Out of the Frying Pan (Feb 17 2010)

Message boards : Technical News : Out of the Frying Pan (Feb 17 2010)
Message board moderation

To post messages, you must log in.

1 · 2 · 3 · 4 . . . 6 · Next

AuthorMessage
Profile Matt Lebofsky
Volunteer moderator
Project administrator
Project developer
Project scientist
Avatar

Send message
Joined: 1 Mar 99
Posts: 1444
Credit: 957,058
RAC: 0
United States
Message 970983 - Posted: 17 Feb 2010, 22:51:35 UTC

Well, shoot. Right at the end of the work day yesterday the air conditioning unit failed. What's worse is that the cause is still a complete mystery. When the campus A/C techs came up in the early evening they just pressed the reset button and it came back to life.
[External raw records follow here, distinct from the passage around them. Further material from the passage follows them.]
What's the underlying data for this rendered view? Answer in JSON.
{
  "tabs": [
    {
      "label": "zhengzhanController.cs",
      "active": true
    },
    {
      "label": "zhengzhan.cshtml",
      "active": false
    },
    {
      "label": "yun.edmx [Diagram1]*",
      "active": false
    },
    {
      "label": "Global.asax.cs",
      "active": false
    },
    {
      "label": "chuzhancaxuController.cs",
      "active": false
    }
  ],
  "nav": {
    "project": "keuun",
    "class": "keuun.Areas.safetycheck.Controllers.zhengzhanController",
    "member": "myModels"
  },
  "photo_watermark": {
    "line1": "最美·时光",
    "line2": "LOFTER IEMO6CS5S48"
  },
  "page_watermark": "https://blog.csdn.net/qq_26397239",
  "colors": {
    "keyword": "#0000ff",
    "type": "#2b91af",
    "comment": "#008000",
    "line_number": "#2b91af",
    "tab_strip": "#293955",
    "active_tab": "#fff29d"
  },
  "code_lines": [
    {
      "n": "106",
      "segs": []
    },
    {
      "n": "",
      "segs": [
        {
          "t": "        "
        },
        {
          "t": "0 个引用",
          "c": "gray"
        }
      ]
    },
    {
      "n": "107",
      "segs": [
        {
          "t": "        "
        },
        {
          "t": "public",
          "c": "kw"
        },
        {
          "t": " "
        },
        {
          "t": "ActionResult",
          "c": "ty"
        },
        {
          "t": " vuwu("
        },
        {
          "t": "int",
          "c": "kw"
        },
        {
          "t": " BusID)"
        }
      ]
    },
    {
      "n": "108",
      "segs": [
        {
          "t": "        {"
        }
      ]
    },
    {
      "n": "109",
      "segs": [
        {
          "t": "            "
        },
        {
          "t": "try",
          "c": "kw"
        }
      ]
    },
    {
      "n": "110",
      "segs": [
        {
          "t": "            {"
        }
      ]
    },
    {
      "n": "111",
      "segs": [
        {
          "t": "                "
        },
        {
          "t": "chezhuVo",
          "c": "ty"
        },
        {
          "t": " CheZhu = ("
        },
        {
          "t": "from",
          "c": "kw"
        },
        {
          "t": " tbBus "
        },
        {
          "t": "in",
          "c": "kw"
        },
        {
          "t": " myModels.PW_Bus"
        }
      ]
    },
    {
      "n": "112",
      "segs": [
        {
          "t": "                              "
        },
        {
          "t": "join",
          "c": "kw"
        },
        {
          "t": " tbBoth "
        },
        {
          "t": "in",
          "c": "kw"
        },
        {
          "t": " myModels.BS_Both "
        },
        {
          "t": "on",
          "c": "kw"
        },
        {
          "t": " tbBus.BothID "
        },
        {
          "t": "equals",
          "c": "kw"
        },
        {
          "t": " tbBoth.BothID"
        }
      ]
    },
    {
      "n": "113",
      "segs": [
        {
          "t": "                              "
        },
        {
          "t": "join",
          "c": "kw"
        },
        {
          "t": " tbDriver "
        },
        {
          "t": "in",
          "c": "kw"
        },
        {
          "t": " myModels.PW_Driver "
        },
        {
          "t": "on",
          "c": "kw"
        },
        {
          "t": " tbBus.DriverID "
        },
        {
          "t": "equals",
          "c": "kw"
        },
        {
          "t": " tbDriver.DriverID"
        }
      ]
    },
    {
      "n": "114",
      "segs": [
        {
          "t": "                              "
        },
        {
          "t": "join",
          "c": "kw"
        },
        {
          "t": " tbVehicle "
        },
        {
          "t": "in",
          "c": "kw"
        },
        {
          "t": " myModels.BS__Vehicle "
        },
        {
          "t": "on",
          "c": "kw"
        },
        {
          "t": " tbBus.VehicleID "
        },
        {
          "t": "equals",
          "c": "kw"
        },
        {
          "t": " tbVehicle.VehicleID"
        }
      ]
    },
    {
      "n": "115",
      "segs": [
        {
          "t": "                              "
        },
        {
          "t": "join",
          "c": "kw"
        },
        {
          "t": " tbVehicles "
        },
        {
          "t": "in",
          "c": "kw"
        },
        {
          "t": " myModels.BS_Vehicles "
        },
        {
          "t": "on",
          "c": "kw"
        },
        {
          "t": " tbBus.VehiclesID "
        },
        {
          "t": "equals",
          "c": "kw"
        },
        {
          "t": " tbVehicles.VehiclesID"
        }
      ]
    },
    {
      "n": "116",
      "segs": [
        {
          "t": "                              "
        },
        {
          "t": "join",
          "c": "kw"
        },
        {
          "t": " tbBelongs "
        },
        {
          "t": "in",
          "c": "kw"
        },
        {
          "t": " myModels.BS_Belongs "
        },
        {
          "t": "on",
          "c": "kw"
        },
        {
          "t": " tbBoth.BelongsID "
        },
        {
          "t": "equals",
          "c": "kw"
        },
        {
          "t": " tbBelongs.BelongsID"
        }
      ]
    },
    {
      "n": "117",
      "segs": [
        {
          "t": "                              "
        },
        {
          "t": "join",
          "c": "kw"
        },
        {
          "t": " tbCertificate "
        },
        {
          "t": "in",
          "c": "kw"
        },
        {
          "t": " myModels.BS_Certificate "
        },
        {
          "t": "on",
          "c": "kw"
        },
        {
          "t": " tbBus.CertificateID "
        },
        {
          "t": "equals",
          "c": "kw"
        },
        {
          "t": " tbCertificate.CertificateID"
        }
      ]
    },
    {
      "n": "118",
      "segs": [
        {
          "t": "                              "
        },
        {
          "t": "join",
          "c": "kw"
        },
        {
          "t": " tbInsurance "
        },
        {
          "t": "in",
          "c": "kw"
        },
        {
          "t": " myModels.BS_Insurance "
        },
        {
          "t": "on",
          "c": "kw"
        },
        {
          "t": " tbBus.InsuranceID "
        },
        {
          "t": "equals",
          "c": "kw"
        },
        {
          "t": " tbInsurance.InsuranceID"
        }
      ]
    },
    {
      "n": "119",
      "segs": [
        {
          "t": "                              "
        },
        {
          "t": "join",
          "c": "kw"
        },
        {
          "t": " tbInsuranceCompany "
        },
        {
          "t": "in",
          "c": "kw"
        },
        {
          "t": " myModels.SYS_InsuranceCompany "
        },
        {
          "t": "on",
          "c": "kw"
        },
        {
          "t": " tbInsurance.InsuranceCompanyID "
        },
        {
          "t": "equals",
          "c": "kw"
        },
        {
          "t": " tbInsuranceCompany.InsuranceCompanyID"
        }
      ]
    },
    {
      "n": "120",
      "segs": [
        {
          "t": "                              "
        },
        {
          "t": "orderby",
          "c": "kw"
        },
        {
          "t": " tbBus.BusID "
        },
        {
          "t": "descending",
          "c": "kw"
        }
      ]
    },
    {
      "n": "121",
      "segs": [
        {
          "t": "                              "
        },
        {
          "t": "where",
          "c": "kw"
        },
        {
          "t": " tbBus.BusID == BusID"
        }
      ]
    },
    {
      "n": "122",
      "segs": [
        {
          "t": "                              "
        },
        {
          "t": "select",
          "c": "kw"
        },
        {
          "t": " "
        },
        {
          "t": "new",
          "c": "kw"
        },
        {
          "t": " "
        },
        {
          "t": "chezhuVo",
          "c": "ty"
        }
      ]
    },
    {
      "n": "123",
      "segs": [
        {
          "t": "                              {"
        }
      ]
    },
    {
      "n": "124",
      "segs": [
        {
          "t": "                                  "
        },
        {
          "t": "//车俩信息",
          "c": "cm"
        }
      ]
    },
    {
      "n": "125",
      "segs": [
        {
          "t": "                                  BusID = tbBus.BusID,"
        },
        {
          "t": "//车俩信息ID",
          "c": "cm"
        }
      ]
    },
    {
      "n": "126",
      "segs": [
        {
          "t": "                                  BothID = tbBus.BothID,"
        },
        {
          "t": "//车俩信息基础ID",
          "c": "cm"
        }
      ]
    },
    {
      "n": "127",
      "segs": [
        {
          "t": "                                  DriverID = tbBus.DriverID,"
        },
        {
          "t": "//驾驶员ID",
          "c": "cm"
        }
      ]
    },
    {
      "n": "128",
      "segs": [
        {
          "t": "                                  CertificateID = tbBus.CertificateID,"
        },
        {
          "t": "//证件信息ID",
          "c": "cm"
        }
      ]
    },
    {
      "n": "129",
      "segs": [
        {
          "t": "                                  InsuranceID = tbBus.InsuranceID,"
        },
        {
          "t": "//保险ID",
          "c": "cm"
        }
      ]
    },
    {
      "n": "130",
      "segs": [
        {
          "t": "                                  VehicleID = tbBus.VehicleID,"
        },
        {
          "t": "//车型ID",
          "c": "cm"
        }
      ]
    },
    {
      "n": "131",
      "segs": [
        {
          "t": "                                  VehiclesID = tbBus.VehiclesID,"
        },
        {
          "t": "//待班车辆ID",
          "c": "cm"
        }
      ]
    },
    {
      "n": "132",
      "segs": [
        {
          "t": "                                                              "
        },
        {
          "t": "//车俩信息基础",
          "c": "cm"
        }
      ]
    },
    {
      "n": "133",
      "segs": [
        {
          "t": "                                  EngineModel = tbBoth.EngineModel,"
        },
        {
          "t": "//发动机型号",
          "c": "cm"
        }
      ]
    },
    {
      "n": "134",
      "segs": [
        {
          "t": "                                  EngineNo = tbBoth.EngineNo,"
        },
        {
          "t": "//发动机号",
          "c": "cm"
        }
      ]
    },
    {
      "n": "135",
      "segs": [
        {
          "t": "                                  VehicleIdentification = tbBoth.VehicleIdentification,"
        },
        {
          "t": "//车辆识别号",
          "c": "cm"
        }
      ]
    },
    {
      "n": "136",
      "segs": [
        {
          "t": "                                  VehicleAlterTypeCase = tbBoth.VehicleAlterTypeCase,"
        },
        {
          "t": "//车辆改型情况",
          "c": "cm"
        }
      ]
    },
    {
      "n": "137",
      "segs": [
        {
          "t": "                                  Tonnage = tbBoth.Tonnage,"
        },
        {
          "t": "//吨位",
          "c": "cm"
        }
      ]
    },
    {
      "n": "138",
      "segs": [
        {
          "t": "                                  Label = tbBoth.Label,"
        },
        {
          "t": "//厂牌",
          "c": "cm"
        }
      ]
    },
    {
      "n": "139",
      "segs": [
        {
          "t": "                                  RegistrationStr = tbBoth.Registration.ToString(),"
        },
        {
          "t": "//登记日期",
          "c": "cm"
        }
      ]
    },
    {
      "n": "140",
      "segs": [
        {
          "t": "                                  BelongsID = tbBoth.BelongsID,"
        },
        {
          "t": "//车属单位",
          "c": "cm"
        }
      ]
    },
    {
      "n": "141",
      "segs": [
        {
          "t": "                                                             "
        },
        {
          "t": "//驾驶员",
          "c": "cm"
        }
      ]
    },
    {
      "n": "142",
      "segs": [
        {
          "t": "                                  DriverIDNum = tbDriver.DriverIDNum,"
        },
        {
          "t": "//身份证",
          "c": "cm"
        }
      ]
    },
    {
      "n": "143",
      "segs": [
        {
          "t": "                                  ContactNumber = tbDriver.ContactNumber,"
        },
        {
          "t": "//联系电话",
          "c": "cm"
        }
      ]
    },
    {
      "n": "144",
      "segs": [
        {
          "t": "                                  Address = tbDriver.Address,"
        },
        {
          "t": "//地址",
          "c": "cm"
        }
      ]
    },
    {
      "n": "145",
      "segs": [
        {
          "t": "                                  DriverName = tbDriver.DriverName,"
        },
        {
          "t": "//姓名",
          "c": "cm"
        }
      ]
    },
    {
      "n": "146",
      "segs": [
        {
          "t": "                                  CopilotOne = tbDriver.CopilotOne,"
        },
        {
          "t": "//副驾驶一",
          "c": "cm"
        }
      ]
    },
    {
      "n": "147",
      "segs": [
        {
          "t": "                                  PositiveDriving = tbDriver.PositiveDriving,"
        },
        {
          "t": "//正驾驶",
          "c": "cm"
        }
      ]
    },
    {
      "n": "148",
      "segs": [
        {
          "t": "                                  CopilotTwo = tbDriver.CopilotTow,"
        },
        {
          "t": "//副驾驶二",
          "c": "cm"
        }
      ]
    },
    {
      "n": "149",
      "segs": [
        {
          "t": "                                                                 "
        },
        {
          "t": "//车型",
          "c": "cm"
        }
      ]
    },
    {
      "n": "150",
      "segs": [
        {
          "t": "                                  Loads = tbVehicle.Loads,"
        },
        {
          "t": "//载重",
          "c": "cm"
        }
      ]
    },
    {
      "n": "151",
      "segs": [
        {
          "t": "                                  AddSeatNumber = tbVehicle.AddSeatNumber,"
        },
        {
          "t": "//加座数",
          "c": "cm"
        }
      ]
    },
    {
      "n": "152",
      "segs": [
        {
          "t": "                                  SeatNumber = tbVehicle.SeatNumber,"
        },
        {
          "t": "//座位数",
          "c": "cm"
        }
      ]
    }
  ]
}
But that was after a panicked fury of shutting down every server possible to save their lives. Eric was the first on the scene and smelled burned plastic, heard broken fans, and quickly started unplugging everything he could. I came up later after the A/C was on to get the web servers going again (so people could at least see we were still alive).

This morning rolled up our sleeves and surveyed the damage, which actually wasn't too bad. We definitely lost one UPS, and possibly a power supply in one of our file servers (though it seems okay for now). Eric's hydrogen survey server seemed to take the brunt of the damage, and he was ready to reinstall the OS on what disks remained visible to the system, when suddenly after the nth reboot all drives were visible again and all data was still intact. Well, that was a pleasant surprise.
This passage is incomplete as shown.